Мила в растерянности так и осталась в дверях и лишь изумленно, и будто даже виновато, немо глядя на сестру. А потом произнесла тихо, без малейшей нотки укора, с сочувствием и тревогой – осторожно, будто дотрагиваясь ладонью до растревоженной раны: - Тат, скажи мне честно: это из-за родителей? Татка молча оценила сестру взглядом, потом закрыла глаза и тихо, произнесла: - Они будут вдвоем переживать у палаты и помирятся. Ведь они обо мне помнят… - Тата, - произнесла Мила, помолчав, - Тат, родители уехали... - Ничего, я подожду, - ответила сестра спокойно, будто даже не думая услышать ничего другого, будто ответ уже давно жил на устах, тщательно скрываясь от любого вопроса, и, лишь дождавшись подходящего часа, вышел будто сдержанно и почти обреченно, - … Я подожду…

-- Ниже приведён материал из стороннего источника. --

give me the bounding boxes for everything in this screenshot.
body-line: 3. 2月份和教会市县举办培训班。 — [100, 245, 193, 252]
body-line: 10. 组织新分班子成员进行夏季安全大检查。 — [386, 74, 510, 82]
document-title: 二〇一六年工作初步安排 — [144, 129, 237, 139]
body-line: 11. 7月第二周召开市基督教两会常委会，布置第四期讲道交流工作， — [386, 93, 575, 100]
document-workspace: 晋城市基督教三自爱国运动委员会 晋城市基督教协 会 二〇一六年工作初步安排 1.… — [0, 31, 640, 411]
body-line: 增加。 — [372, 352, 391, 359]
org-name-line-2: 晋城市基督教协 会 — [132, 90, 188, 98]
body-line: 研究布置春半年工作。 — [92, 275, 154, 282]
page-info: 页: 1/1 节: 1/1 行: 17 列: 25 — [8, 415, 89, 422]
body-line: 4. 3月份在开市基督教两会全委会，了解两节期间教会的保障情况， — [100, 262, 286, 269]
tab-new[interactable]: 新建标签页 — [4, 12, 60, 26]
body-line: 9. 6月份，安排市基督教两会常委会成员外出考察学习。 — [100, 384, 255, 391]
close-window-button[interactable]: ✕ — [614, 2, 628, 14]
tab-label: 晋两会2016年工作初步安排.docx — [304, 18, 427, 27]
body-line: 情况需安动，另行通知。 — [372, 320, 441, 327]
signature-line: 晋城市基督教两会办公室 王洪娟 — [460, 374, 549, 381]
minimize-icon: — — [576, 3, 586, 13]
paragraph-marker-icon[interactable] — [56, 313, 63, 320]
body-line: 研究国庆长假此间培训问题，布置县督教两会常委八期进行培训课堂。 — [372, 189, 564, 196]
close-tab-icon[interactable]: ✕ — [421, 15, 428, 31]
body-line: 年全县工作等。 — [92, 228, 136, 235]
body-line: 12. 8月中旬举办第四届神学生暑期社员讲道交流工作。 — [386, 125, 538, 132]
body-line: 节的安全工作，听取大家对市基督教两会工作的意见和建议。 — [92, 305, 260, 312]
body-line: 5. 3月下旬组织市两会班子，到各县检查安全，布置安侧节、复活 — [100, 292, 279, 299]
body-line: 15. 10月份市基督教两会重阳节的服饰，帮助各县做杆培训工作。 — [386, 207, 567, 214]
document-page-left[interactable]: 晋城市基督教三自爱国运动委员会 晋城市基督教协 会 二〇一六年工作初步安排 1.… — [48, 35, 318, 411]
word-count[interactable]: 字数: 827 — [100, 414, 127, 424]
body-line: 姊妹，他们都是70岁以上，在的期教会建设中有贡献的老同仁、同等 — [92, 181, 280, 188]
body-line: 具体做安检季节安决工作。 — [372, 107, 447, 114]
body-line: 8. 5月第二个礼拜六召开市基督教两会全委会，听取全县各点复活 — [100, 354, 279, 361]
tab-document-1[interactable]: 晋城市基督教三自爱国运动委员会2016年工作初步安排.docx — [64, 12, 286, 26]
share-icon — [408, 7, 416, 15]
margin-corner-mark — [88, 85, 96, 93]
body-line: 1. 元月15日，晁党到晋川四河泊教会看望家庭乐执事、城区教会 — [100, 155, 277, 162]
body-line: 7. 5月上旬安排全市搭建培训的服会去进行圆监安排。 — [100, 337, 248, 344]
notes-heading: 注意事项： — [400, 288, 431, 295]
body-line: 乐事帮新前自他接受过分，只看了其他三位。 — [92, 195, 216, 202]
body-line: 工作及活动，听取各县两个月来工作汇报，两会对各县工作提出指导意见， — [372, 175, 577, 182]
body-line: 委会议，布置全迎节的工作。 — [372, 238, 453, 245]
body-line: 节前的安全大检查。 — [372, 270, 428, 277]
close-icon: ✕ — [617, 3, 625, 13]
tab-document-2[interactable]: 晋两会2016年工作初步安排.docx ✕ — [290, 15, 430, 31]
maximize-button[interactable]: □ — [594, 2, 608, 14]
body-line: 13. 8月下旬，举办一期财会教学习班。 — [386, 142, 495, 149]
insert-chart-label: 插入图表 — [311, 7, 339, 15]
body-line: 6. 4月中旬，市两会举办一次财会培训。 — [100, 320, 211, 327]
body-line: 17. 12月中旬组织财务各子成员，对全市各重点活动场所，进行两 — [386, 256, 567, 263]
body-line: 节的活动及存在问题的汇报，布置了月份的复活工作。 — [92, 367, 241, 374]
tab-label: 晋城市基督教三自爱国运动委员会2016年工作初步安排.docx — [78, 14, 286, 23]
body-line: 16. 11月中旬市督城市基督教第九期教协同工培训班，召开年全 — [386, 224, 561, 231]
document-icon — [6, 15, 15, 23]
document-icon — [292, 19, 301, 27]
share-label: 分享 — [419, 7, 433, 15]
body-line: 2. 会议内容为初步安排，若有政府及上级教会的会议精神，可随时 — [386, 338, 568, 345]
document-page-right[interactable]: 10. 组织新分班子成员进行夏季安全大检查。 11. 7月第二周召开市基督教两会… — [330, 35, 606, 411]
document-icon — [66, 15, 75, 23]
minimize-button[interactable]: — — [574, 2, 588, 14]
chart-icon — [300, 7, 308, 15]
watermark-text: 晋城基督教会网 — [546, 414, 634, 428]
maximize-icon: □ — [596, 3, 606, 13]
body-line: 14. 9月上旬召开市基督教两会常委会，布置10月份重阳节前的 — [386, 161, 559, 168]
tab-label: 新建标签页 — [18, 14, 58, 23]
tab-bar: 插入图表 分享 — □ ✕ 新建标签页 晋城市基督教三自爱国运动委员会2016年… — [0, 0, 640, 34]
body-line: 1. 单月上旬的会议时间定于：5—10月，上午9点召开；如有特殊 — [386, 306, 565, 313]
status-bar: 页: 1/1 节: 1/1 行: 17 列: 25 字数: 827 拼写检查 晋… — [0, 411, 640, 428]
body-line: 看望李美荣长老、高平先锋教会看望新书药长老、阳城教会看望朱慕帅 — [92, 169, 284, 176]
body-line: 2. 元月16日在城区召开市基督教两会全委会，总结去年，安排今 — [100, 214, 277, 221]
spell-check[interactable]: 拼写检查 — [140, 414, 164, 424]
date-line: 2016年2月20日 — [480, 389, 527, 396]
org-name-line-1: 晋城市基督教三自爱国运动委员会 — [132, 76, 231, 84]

Растерянная, Мила так и осталась на месте, пока какой-то работник не отвел ее в сторону и не усадил на кушетку. Когда сзади что-то с шумом упало, девушка, будто очнувшись, перевела взгляд с мертвой точки и начала с сомнением смотреть на «сотовый» в руках. Потом, еще не слыша ответа, но будто предчувствуя его, прошептала почти обреченно: «Абонент занят или временно недоступен. Попробуйте позвонить позднее». Печально усмехнулась и, обождав немного, поднесла телефон к уху. В трубке послышались три восходящих по трезвучию сигнала и чей-то голос приветливо начал: «Абонент занят или…» - Мила выключила трубку, ещё раз усмехнулась, взглянув на ещё не погасший номер, и про себя подумала: «Как всегда…»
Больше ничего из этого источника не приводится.